Brion Vibber wrote:
While it's not any official or de-facto standard that we know of, the code is open source (LGPL, CPL) and a basic command-line archiver is available for most Unix-like platforms as well as Windows so it should be free to use (in the absence of surprise patents): http://www.7-zip.org/sdk.html
I've had good experiences with 7-zip under Windows; didn't know there was a *nix tool, which kept me from using it more often.
I'm probably going to try to work LZMA compression into the dump process to supplement the gzipped files; and/or we could switch from gzip back to bzip2, which provides a still respectable improvement in compression and is a bit more standard.
Which reminds me: Why do people have to download the whole "XML'd" database every time they want to update? There should be a way to make smaller packages (like "pre-2003" or "2005-01") for all revisions created in that timeframe.

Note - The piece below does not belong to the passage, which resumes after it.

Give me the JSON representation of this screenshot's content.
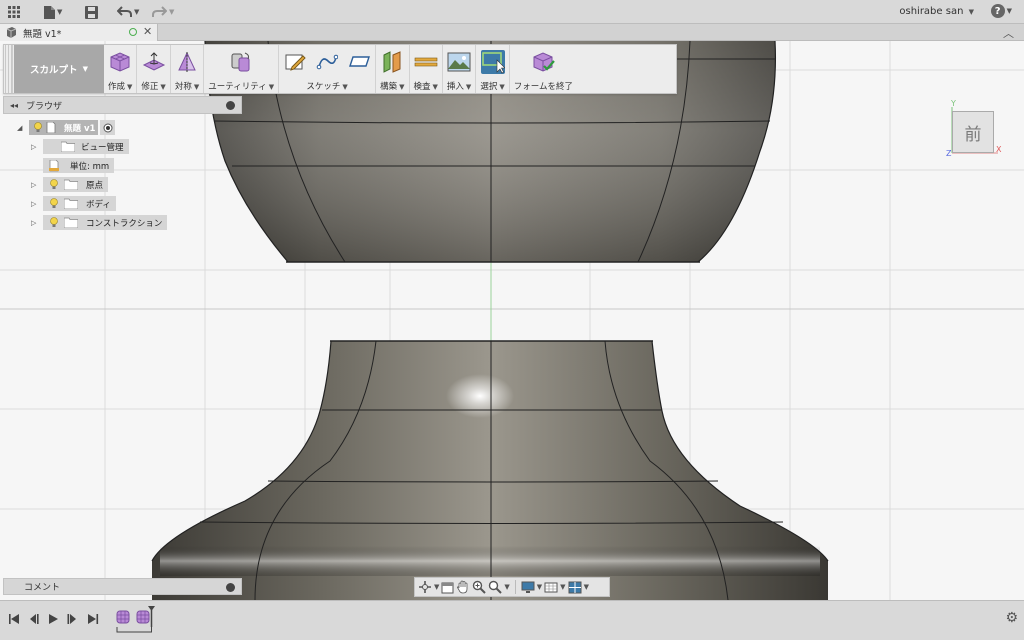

These could then be patched together and updated with the latest package for those who need the old revisions at home :-)
Taking this idea further, the database seems to hold up fine right now, but with expotential growth come lots'o'revisions. At some point, we might want to add a "rev_on_disk" field to the revisions table, and move the text of revisions older than, say, 3 month to the file system (file name generated through article and revision ID). That would save lots of space in the database, and not interfere with important ongoing operations like revert wars :-) and still keep the "really old" versions accessible.
Not making much sense, am I? I need more coffee...
Magnus